Chaque semaine depuis six mois, Seven, peintre dessinateur, se rend au centre d'Ivry-sur-seine accueillant les familles demandeuses d'asiles pour un atelier de dessin avec un groupe d'enfants. Ensemble, il dessinent leurs histoires. Un récit en six parties.

Presque tous les mardi depuis six mois, je me rends avec une bénévole au centre d'Ivry-sur-seine accueillant les familles demandeuses d'asiles pour un atelier de dessin avec les enfants. Ils sont environ une vingtaine et ils viennent après l'école. Certains partent, d'autres y restent ; le temps dans cet endroit est un moment en aparté tant ce lieu est un îlot dans la ville.

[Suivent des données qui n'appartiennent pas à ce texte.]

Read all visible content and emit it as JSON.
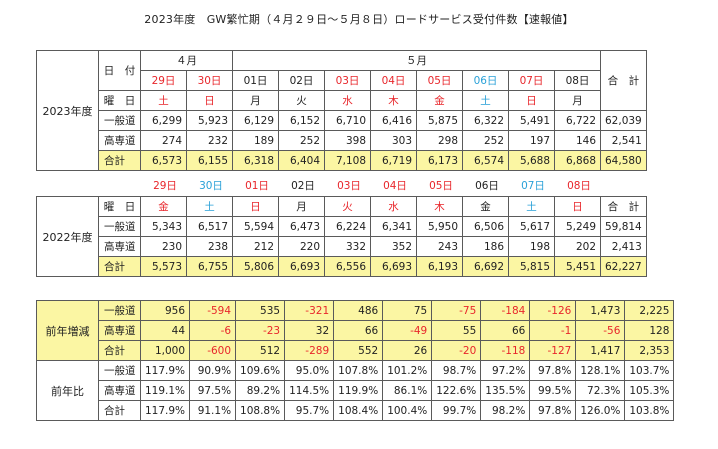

Je fais des ateliers dans des yourtes avec une quinzaine d'enfants et quelques parents. Les familles y séjournent environ quatre mois. Au début, quand j'ai commencé, au centre humanitaire de porte la Chapelle, une fois la salle préparée,  les crayons et les feuilles disposés sur les tables, il me fallait aller parler aux gens pour les faire dessiner. C'est au bout de deux mois qu'ils se sont passé le mot. Ils ont commencé à venir assez naturellement dessiner leurs histoires. Je ne sais pas s’ils sont privilégiés du fait d'avoir survécu. Mais ils sont arrivés de l'autre côté et cela compte. Le premier dessin, celui du bateau, a été dessiné au camp en face du centre. C’était il y a trois mois, nous avions dessiné ce jour-là jusqu'à la nuit tombée. C'est un thème très fort et ils le dessinent assez rapidement. Je ne sais pas comment cela s'écrit mais Saffina, c'est le mot qu'ils emploient pour désigner leur embarcation. Mohamed vient du Tchad, il dessine avec une bénévole qui m'aide assez régulièrement. Ce jour-là près de cinquante feuilles seront remplies de Saffina. J'accrochais les feuilles avec du mastic et je les changeais au fur et à mesure. Les ateliers dans les camps, c'est souvent très vivant avec de la musique, du rap pour l'essentiel et de la musique érythréenne, soudanaise et afghane. Ceux du centre de la porte la chapelle ont lieu dans un réfectoire d'une vingtaine de places. Je m'y suis rendu à peu près quatre fois par semaine durant les huit derniers mois.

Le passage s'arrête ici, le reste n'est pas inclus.